7 Food Nutrients that can prevent your hairfall
All about hairfall An average person loses about 100 hair strands in a day, but if you are losing more than that, it can cause a lot of anxiety and distress which in turn leads to more hair fall. If not addressed, excessive hair fall can lead to alopecia and baldness, especially among men. Hair fall can be instigated by factors like changes in lifestyle, weather, food habit, genetic disorders and heredity. While it is not possible to curb hair fall completely, you can bring about certain changes in your diet that will not only help you prevent hair fall but also encourage new hair growth.
Here are the top 7 wonder food nutrients that can cure hair issues naturally, without having to resort to artificial treatments like grafting and transplants.

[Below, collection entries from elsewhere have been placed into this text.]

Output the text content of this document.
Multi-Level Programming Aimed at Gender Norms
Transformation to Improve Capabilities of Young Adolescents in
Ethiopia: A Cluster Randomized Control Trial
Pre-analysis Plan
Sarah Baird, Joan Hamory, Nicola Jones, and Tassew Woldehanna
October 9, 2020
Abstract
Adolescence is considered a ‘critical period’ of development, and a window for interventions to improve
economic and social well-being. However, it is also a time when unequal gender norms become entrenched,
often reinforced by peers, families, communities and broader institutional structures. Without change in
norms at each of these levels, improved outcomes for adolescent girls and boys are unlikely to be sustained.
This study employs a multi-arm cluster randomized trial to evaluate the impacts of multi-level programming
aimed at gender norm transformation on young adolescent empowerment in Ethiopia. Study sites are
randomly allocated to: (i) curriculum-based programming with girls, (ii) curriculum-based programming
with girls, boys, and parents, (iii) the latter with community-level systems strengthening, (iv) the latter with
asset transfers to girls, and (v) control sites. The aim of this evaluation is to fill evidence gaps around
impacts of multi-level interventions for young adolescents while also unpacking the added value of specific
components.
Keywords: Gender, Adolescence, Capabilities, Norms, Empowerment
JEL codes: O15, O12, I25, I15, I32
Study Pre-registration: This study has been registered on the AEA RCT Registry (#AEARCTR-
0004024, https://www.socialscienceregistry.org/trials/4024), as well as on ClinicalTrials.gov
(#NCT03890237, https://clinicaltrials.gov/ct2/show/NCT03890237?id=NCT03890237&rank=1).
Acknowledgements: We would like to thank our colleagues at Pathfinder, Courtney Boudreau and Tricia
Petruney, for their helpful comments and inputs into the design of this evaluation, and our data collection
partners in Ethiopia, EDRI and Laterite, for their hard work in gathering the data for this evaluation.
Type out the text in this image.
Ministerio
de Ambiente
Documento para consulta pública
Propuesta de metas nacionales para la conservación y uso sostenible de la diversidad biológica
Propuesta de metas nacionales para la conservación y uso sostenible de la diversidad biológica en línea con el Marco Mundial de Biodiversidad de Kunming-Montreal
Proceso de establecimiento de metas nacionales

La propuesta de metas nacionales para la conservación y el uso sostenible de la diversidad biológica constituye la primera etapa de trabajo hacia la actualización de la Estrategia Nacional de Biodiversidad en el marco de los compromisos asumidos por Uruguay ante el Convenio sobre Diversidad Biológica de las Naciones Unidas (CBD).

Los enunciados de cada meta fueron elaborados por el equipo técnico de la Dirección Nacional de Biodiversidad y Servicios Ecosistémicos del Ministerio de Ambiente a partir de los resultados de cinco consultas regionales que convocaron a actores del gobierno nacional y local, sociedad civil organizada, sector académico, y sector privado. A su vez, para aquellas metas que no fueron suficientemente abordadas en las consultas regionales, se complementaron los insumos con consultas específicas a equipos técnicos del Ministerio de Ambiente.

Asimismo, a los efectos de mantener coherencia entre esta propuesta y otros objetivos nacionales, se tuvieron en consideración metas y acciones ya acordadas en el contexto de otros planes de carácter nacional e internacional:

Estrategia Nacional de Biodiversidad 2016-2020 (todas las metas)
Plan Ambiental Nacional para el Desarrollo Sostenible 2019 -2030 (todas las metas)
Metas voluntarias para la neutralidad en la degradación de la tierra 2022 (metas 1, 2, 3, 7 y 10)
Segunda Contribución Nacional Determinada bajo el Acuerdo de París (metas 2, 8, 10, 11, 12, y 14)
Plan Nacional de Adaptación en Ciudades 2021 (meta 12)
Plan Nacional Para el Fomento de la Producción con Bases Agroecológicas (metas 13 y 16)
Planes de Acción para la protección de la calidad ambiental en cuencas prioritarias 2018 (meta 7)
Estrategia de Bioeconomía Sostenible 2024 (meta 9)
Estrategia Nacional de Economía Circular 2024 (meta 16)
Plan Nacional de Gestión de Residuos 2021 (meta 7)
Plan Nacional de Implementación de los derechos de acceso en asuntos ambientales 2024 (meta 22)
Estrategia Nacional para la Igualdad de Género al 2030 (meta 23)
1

Zinc You may have already heard about the myriad benefits of zinc for your hair - it promotes cell growth and tissue regeneration while maintaining the production of oil glands of your hair follicles, thereby preventing hair fall. However it should be kept in mind that too much zinc can contribute to hair loss, so zinc should always be consumed moderately. Food you can eat to naturally boost the amount of zinc in your body- red meat, nuts, beans, spinach, and wheat germ.
Iron Iron deficiency is closely linked to hair fall, but thankfully nature provides us with ample sources of iron. Some of them are lamb, beef, nuts, chocolate, dark leafy vegetables, clams, oysters.
Omega - 3 fatty acids Naturally found in salmon, kale, tuna and Brussels sprouts, Omega-3 fatty acids nourish your hair follicles and promote hair growth. They also add strength and vigour to your hair, so that it can resist daily wear and tear.
Magnesium In spite of being the fourth most abundant mineral available in our body, we still suffer from magnesium deficiency sometimes. Lack of magnesium can hinder the growth of new hair and make you more susceptible to hair fall. That is why it is imperative you consume magnesium in the form of foods like cashews, almonds, brown rice, lentils and spinach.
Vitamin A and Beta Carotene The deficiency of Vitamin A can lead to hair loss, so it is important to load up on foods that are natural dietary sources of Vitamin A like sweet potatoes, bell peppers and apricots. Similar to Vitamin A, the deficiency of Beta Carotene found in oranges, yellow and green vegetables like carrots, spinach and mangoes can also prevent you from having a healthy head of hair. Due to its antioxidant properties, beat carotene promotes hair growth and helps you achieve lustrous long tresses that you always desired.
Vitamin C Not only does Vitamin C help in better absorption of Iron, but it also keeps your scalp healthy by supporting better circulation, fighting dandruff and preventing grays. Vitamin C is naturally found in foods like orange, kiwi, broccoli, kiwi and tomato.
Protein Since hair is almost pure protein; you need sufficient intake of protein to keep it strong and healthy. Everything from eggs to chicken, beans to lentils contains protein.